職場の人間関係を重視する
北海道建設新聞社は2017年1月に北海道土木技術会建設マネジメント研究委員会建設経営小委員会の委託で、北海道建設業協会の会員598社にアンケートを実施した。「若手技術者の離職理由」では「長時間労働、休みが取りにくい」が53%を占め、「作業環境が厳しい」32.5%、「収入が低い」15.9%が続く結果となった。
今回は若者の本音として道立帯広高等技術専門学院生に「若者の離職理由として納得できるもの」を9つの選択肢から最大3つまで選んでもらった。結果は「収入が低い」が62.1%で最多となり、2位は道建協のアンケートで15.2%だった「職場の人間関係が悪い」が60.6%を占めた。
■温かい雰囲気で気軽に話したい
「職場の人間関係」での悩みは、離職理由以外の設問でも高い割合を示した。仕事選びで最も重視する条件では「休日」「給料」と並んで20%台を超えた。転職を考える条件を聞いた設問では「ずっと同じ職場で働きたい」の32.3%に次いで「人間関係が悪ければ転職する」が19.5%と多く、「仕事が合わなければ転職する」の17.3%よりも高い結果となった。
さらに、どのような人間関係が望ましいかについても聞いた。「先輩から懇切丁寧に指導してもらえる」「目標に向かって全員で頑張れる」「プライベートまで相談できる」といった選択肢が10%台にとどまった一方、「上司・同僚と気兼ねなく話せる」が65.4%と大きく上回った。
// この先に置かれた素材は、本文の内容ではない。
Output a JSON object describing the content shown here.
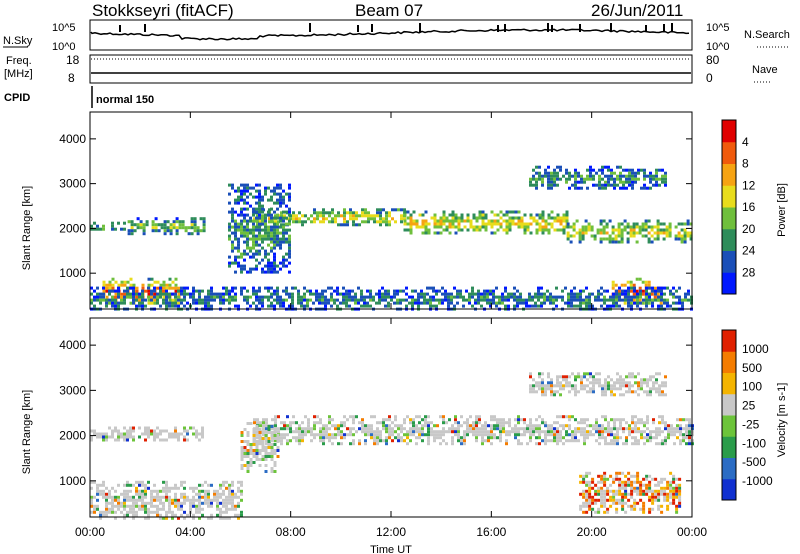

この結果を同学院の水堀武彦訓練管理課長は「学生は温かい雰囲気の職場を好み、上下関係がある中でも気軽に話せる関係を求めているように感じる」とみている。
こうした傾向から円滑なコミュニケーションが取れる職場づくりが若手社員の確保や離職対策として大きな意味を持つ。
■インターン経験 就職に直結する
仕事の勤務地では「十勝管内」を希望する学生が78.2%を占めた。仕事選びで参考にするものを複数回答で聞くと「学校の求人票」が63.9%でトップ。2位は「企業で働く先輩の声」の44.4%、3位は「先生の意見」の37.6%だった。
この結果に南部明学院長は「当校に来ること自体、地元で働く志向が強い。修了生の9割が十勝管内で働いている」と納得していた。
また、インターンシップと就職が直結するケースが多いと感じている。「半数はインターンで行った企業に入る。ことしは住宅関係会社に建築技術科の学生1人が出向いたが、そこでの体験が口コミで広まり、その会社には4人が応募した」と話す。同社は完全週休2日制で建築大工の道具を会社で貸すなど福利厚生も手厚かった。
求人票だけでは得られない職場環境などの情報もインターンシップを通して知ることができる。「1日で終わるインターンはほぼなく、半月以上を通して他の従業員と作業するので仕事に直結する。そこで働きやすさを感じたら応募する学生は多い」という。